Paul Krugman has written 2010’s treatise on climate change policy. All should read it. The ultimate conclusion is that the probability of catastrophe should guide climate change policy and this is something that I agree with. The question is how and that is a much harder question that Krugman does not really address.

But he does touch on the issue of taxes versus cap and trade but without taking a stand. I suspect he thinks there isn’t much in it. But I do want to comment on one argument against cap and trade that raises its ugly head again:

What Hansen draws attention to is the fact that in a cap-and-trade world, acts of individual virtue do not contribute to social goals. If you choose to drive a hybrid car or buy a house with a small carbon footprint, all you are doing is freeing up emissions permits for someone else, which means that you have done nothing to reduce the threat of climate change.

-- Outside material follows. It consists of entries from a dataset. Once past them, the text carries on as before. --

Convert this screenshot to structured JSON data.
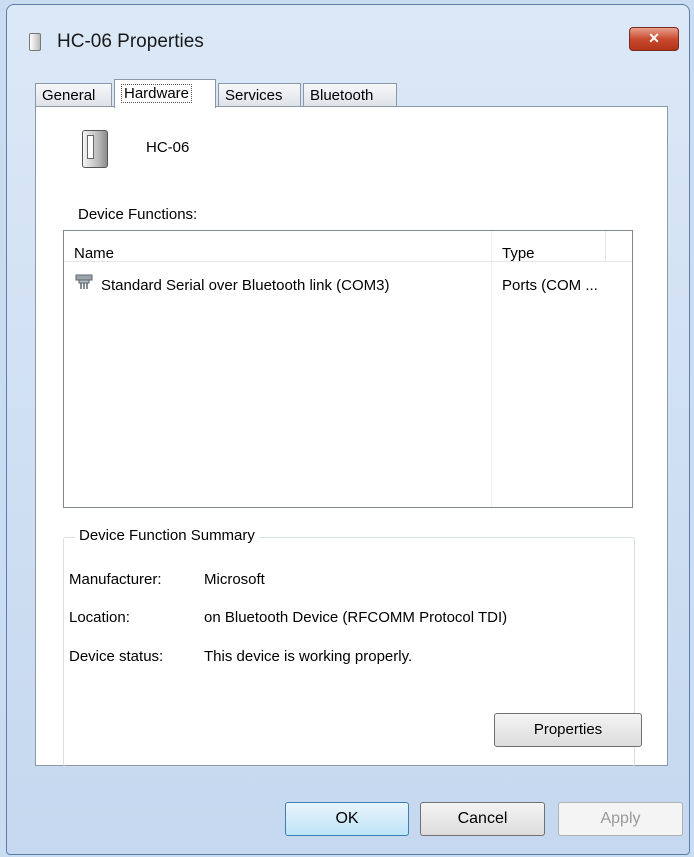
{
  "window": {
    "title": "HC-06 Properties",
    "close_label": "✕"
  },
  "tabs": [
    {
      "label": "General"
    },
    {
      "label": "Hardware",
      "active": true
    },
    {
      "label": "Services"
    },
    {
      "label": "Bluetooth"
    }
  ],
  "device": {
    "name": "HC-06",
    "icon": "device-tower-icon"
  },
  "functions": {
    "label": "Device Functions:",
    "columns": [
      "Name",
      "Type"
    ],
    "rows": [
      {
        "name": "Standard Serial over Bluetooth link (COM3)",
        "type": "Ports (COM ...",
        "icon": "port-connector-icon"
      }
    ]
  },
  "summary": {
    "title": "Device Function Summary",
    "manufacturer_label": "Manufacturer:",
    "manufacturer": "Microsoft",
    "location_label": "Location:",
    "location": "on Bluetooth Device (RFCOMM Protocol TDI)",
    "status_label": "Device status:",
    "status": "This device is working properly.",
    "properties_button": "Properties"
  },
  "buttons": {
    "ok": "OK",
    "cancel": "Cancel",
    "apply": "Apply"
  }
}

He has a point.

Krugman then dismisses this on the basis that altruism is no basis to conduct policy. However, he could also use some economics. Suppose that altruistic behaviour is currently holding emissions down to a significant degree. If you put in cap and trade, it looks like those actions will lead to emissions being allowed elsewhere relative to not providing those actions. However, that presupposes our would be altruists are naive in their altruism. If they are sophisticated, emissions caps give them more options rather than less for actually reducing emissions. What they can do is buy permits and burn them. They don’t have do change behaviour, altruists just need to be altruistic with their money. Pure, simple and far more straightforward than trying to work out what impact you are currently having by walking and not driving. Certainty should drive more altruistic behaviour, not less.

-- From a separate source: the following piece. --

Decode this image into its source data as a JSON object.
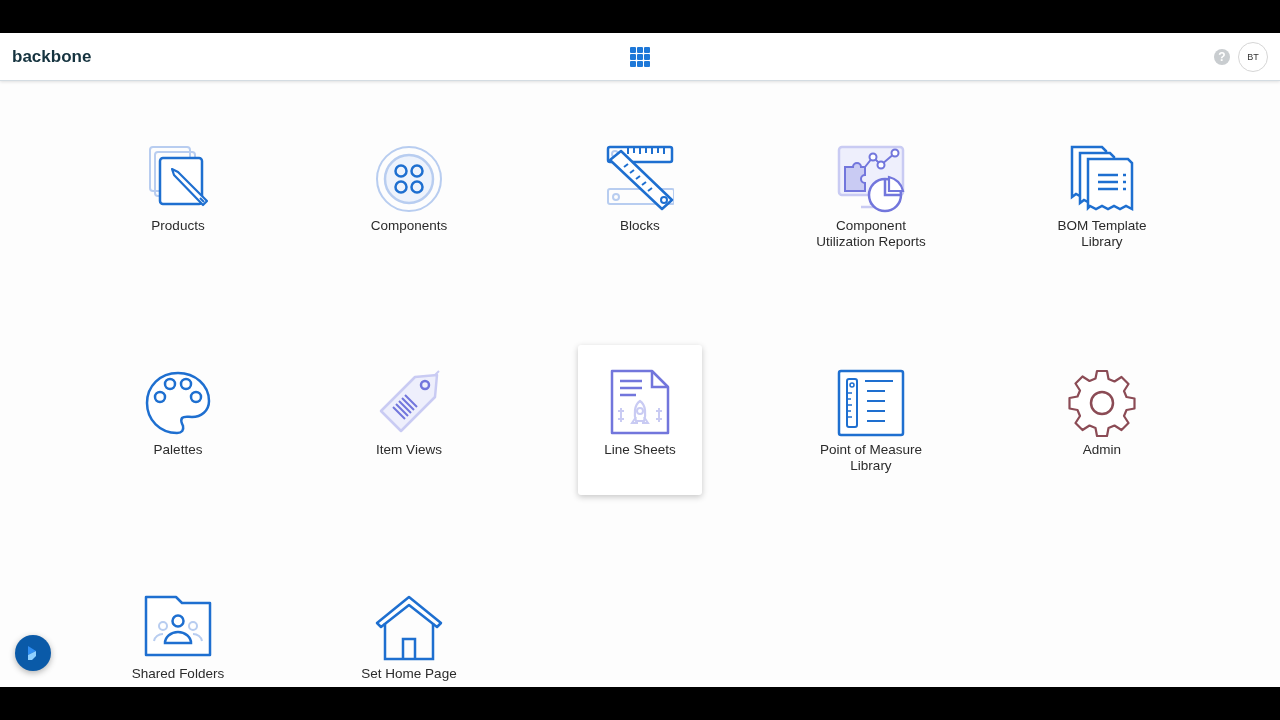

An emissions tax, it should be noted, does not provide this same opportunity. There are no new options for altruists. What is more, to the extent that such behaviour is holding down emissions, it is also loosening the pressure on governments for a higher tax as they can target the same level of emissions with a lower one. Increase altruistic behaviour and the pressure for a higher future tax is reduced. In other words, it seems that the concern that altruistic actions will come to bite them back with a limited impact on emissions, is even more salient with an emissions tax.

2 thoughts on “Altruism and cap and trade”

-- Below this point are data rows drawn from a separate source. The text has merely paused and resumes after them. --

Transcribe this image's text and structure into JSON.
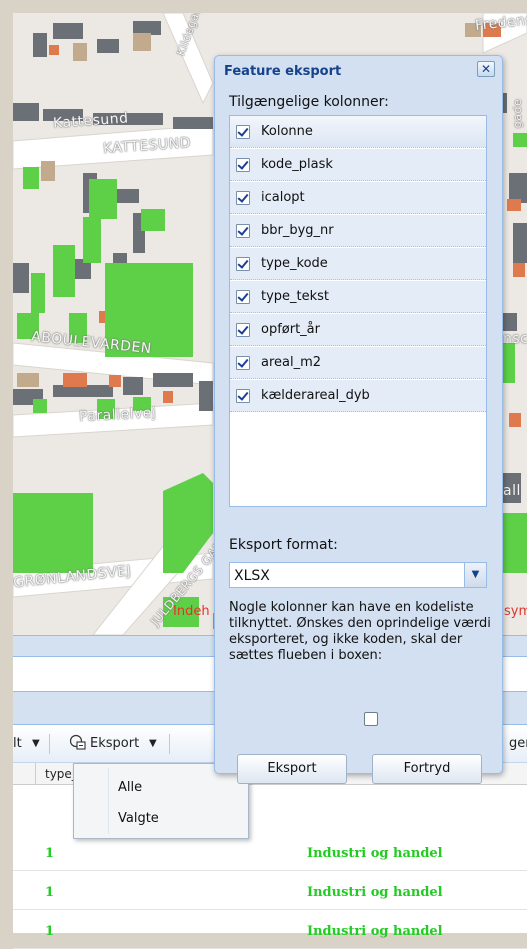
{
  "map": {
    "street_labels": [
      "Fredensgade",
      "Kattesund",
      "KATTESUND",
      "ABOULEVARDEN",
      "Parallelvej",
      "GRØNLANDSVEJ",
      "JULDBERGS GADE",
      "Kildegade",
      "gade",
      "nsc",
      "all"
    ],
    "partial_red_labels": [
      "Indeh",
      "sym"
    ]
  },
  "colors": {
    "building_green": "#5ed048",
    "building_dark": "#6b6f76",
    "building_orange": "#df7a4f",
    "building_tan": "#c2ab8d",
    "window_bg": "#d2e0f1",
    "title_color": "#15428b"
  },
  "window": {
    "title": "Feature eksport",
    "close_icon": "close-icon",
    "available_columns_label": "Tilgængelige kolonner:",
    "columns_header": "Kolonne",
    "columns": [
      {
        "name": "kode_plask",
        "checked": true
      },
      {
        "name": "icalopt",
        "checked": true
      },
      {
        "name": "bbr_byg_nr",
        "checked": true
      },
      {
        "name": "type_kode",
        "checked": true
      },
      {
        "name": "type_tekst",
        "checked": true
      },
      {
        "name": "opført_år",
        "checked": true
      },
      {
        "name": "areal_m2",
        "checked": true
      },
      {
        "name": "kælderareal_dyb",
        "checked": true
      }
    ],
    "format_label": "Eksport format:",
    "format_value": "XLSX",
    "note": "Nogle kolonner kan have en kodeliste tilknyttet. Ønskes den oprindelige værdi eksporteret, og ikke koden, skal der sættes flueben i boxen:",
    "flag_checked": false,
    "export_button": "Eksport",
    "cancel_button": "Fortryd"
  },
  "toolbar": {
    "left_fragment": "lt",
    "export_label": "Eksport",
    "right_fragment": "ger"
  },
  "export_menu": {
    "items": [
      "Alle",
      "Valgte"
    ]
  },
  "grid": {
    "header_col1": "type_",
    "rows": [
      {
        "col1": "1",
        "col2": "Industri og handel"
      },
      {
        "col1": "1",
        "col2": "Industri og handel"
      },
      {
        "col1": "1",
        "col2": "Industri og handel"
      }
    ]
  }
}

  1. “What they can do is buy permits and burn them”. That presupposes that permits would be available – from a practical perspective – to be traded in by individuals. My impression of the debate so far is that permits would be too inaccessbile and too expensive for this to be the case. I beleive that is part of Hansen’s points: the public needs be engaged and one of the ways of doing so is designing a system such that permits are essentially retail rather than intitutional only instruments.


  2. Joshua,

    The altruism issue is slightly more complicated than you describe. Currently, to purchase green electricity, you pay a premium to your retailer of, say, $50/MWh. But, under carbon pricing, everybody will be paying such a premium. An altruist will have to pay an extra $50/MWh to purchase and cancel emissions permits.

    So, an altruist appears to pay twice for being green. In practice they are not. The income from the sale of permits is recycled to taxpayers (or should be). But it does create a PR issue. How do you easily explain to an altruist that they are not being taken for a ride?